- Agora que tenho esta carta - disse Villefort, guardando-a cuidadosamente na carteira - preciso doutra.
- Para quem?
- Para o rei
- Para o rei?
- Sim.
- Mas não me atrevo a escrever assim a Sua Majestade.
- Por isso, não é ao senhor que a peço, mas encarrego-o de a pedir ao Sr. de Salvieux. É necessário que me dê uma carta com o auxílio da qual possa penetrar até junto de Sua Majestade sem ser submetido a todas as formalidades de pedido de audiência que me podem fazer perder um tempo precioso.

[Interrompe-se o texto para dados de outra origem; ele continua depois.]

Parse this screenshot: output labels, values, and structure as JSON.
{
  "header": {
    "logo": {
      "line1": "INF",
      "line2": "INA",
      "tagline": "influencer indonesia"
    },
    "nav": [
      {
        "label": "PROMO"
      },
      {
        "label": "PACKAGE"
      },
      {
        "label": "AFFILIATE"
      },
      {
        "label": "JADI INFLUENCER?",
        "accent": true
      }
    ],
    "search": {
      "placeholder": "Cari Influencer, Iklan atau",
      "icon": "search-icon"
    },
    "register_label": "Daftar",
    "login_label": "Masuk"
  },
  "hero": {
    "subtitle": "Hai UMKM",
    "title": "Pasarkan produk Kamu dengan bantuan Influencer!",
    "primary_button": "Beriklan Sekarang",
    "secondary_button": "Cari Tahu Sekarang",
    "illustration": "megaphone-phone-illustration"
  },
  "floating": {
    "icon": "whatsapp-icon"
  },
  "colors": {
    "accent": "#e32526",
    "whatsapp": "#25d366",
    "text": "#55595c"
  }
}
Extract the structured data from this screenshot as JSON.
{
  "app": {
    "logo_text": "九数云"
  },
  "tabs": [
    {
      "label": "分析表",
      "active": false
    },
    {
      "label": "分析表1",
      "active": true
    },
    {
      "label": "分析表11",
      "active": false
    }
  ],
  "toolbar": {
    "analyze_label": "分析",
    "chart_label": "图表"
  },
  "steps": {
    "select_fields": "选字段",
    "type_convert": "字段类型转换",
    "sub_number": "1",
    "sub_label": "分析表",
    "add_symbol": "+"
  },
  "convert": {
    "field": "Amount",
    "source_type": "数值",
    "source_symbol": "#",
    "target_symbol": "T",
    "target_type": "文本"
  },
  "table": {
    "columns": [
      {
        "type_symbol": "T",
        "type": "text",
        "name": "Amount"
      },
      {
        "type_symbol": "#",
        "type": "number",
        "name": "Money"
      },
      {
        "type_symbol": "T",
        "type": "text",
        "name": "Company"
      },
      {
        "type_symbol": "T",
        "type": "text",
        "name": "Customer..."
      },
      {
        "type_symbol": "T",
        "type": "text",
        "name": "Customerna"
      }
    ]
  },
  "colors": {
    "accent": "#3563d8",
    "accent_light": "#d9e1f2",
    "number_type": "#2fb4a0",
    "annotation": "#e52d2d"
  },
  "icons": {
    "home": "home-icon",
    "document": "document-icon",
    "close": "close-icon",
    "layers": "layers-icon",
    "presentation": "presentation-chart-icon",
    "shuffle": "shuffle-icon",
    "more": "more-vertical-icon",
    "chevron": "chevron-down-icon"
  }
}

- Mas não tem o ministro da Justiça, que entra quando quer nas Tulherias e por intermédio do qual poderá, de dia e de noite, chegar junto do rei?
- Tenho, sem dúvida, mas para quê partilhar com outro o mérito da notícia de que sou portador? Compreende o que quero dizer? O ministro relegar-me-ia muito naturalmente para segundo plano e privar-me-ia de todo o proveito no caso. Só lhe digo uma coisa, marquês: a minha carreira estará assegurada se conseguir ser o primeiro a chegar às Tulherias, porque prestarei ao rei um serviço que lhe não será permitido esquecer.
- Nesse caso, meu caro, vá fazer as malas. Entretanto, chamarei Salvieux e pedir-lhe-ei que escreva a carta que deverá servir-lhe de salvo-conduto.
- Bom, não perca tempo, pois dentro de um quarto de hora tenho de tomar a sege de posta.
- Mande parar a carruagem diante da porta.
- Sem dúvida nenhuma... Desculpar-me-á junto da marquesa, não é verdade? E também junto de Mademoiselle de Saint-Méran, que deixo num dia como este com bem profundo pesar.
- Encontrará ambas no meu gabinete e poderá despedir-se delas.
- Mil vezes obrigado. Trate da minha carta.
O marquês tocou. Apareceu um lacaio.
- Diga ao conde Salvieux que o espero... Vá agora - continuou o marquês dirigindo-se a Villefort
- Bom, é só o tempo de ir e vir.
E Villefort saiu a correr. Mas à porta pensou que um substituto do procurador régio que fosse visto a caminhar em passos precipitados se arriscaria a perturbar o repouso de toda acidade. Retomou portanto o seu passo normal já de si solene. À sua porta distinguiu na sombra como que um branco fantasma que o esperasse de pé e imóvel.
Era a bela rapariga catalã que, não tendo notícias de Edmond, esgueirara-se ao cair da noite do Pharo para vir saber pessoalmente o motivo da prisão do seu amado.
Ao aproximar-se Villefort, afastou-se da parede a que se encostava e veio cortar-lhe o caminho. Dantès falara da noiva ao substituto e Mercédès não teve necessidade de se apresentar para que Villefort a reconhecesse. Ficou surpreendido com a dignidade daquela mulher e quando ela lhe perguntou que era feito do seu amado pareceu-lhe ser ele o acusado e ela o juiz.